Cosa vuole ottenere Meloni in questa partita? E’ la domanda chiave per riuscire a capire quale sarà in definitiva la strategia della leader di Fratelli d’Italia. Se il Messaggero sottolinea che “Giorgia è pronta a dare il suo sì a Ursula”, questo non è affatto sicuro per la gran parte dei quotidiani. In ballo c’è una vicepresidenza della Commissione, con un portafoglio di peso. La prima opzione è di spingere per la nomina di Raffaele Fitto. Di questo ha discusso col vice Antonio Tajani, la sua sponda nel Ppe, nel viaggio di ritorno dalla festa del Giornale. “Se riuscisse a sventare l’isolamento in Ue – scrive ancora Repubblica – Meloni dovrebbe però trovare la formula per far digerire al suo elettorato la promessa: «Mai con la sinistra». Perché voterebbe per il bis di von der Leyen coi socialisti”. Insomma è il “tempo delle scelte per Giorgia Meloni” come titola il Foglio con il suo direttore Claudio Cerasa e anche della verità, per capire con quale destra Fdi si voglia accasare in Europa.

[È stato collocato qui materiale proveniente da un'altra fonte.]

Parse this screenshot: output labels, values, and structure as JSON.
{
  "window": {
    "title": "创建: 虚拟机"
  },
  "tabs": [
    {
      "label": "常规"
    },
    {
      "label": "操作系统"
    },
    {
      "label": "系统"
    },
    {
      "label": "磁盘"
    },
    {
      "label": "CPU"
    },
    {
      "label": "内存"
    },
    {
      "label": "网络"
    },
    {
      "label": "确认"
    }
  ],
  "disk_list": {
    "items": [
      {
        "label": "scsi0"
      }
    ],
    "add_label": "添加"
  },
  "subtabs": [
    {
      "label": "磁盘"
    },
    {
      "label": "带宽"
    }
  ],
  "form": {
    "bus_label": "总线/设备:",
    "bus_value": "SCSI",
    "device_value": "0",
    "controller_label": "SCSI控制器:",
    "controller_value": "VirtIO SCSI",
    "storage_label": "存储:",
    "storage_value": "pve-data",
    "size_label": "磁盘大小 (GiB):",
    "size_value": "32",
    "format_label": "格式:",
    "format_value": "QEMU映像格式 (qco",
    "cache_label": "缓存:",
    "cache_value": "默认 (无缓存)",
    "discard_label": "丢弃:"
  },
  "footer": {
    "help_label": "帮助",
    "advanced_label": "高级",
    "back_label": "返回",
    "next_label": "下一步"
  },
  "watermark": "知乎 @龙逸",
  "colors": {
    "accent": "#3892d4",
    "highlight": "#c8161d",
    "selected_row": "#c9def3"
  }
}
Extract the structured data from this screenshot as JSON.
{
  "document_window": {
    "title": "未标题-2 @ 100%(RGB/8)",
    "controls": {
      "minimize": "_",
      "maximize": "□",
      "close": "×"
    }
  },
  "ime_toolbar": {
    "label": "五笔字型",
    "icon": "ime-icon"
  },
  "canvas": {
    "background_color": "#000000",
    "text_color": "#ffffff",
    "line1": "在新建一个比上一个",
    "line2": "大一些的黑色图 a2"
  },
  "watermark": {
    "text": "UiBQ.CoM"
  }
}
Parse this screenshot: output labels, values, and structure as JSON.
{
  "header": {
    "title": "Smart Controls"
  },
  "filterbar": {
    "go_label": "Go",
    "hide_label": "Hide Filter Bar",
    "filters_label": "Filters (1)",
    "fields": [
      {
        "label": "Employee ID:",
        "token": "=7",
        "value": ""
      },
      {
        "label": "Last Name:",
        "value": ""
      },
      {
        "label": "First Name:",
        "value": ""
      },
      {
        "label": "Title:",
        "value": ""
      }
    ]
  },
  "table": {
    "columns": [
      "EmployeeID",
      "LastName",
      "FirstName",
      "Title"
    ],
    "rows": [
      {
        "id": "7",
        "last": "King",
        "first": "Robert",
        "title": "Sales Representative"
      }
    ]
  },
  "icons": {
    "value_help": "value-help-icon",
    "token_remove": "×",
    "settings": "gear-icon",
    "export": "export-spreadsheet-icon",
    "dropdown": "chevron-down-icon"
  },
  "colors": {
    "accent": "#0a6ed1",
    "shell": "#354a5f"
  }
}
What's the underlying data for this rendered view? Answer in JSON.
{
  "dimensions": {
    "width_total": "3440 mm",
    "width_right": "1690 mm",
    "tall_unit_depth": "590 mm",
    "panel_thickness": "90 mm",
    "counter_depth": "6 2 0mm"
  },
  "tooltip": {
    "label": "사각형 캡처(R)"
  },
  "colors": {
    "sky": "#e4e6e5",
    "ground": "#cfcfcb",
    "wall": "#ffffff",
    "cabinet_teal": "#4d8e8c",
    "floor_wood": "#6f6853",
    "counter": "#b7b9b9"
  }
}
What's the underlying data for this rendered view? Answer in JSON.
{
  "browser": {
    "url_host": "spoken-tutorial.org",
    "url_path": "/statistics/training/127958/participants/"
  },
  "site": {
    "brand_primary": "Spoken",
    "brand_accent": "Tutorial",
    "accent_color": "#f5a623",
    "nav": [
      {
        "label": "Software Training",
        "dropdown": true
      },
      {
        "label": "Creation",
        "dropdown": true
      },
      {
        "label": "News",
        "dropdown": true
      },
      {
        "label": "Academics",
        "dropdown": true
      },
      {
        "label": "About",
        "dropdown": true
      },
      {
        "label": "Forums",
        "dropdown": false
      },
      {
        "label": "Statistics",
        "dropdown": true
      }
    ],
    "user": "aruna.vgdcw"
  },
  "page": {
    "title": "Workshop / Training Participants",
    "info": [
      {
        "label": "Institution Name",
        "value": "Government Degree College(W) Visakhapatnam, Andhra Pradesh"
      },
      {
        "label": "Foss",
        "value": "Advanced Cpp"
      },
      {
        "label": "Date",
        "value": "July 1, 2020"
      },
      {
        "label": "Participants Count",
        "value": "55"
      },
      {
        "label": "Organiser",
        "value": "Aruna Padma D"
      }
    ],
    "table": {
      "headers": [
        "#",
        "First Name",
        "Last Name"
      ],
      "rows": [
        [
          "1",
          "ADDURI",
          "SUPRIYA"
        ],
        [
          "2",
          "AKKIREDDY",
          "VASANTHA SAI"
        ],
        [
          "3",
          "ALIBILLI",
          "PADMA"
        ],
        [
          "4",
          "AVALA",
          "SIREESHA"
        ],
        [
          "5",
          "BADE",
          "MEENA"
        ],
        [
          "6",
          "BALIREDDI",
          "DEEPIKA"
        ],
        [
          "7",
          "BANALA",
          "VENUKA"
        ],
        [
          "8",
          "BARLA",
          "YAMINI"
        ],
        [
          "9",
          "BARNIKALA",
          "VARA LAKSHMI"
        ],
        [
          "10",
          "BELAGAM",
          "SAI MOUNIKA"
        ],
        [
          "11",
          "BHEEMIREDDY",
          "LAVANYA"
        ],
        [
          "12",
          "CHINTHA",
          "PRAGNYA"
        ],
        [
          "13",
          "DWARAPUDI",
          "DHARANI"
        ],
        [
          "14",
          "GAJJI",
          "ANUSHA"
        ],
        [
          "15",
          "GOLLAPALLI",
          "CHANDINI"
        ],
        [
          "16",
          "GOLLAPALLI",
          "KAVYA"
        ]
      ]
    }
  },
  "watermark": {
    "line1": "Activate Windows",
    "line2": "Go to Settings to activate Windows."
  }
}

LE NUOVE DESTRE? NON SONO UN MOSTRO MA MINANO LA DEMOCRAZIA
Già perché tutto si muove sul tema delle destre e della loro “faccia” in Europa. Se per Repubblica si parla di “trame nere” per il futuro del Vecchio Continente, l’analisi più precisa arriva dal politologo Massimiliano Panarari su La Stampa: “Queste destre neopopuliste non posseggono affatto una concezione sostanzialistica della democrazia: la loro è una nozione di tipo solo elettorale, che si esaurisce una volta per tutte nel voto, e di genere identitario. Infastidite dai contrappesi liberali, esasperano il potere monocratico, invocano plebisciti, agevolano la disintermediazione, e spargono ovunque l’ideologia del direttismo democratico, che coltiva l’illusione e il simulacro di una sedicente forma di democrazia diretta per mezzo di una comunicazione polarizzata, personalizzata, disintermediata e istantanea”. Eppure anche se “non sono un mostro” stanno minando la democrazia, per questo è importante sapere bene da che parte stare.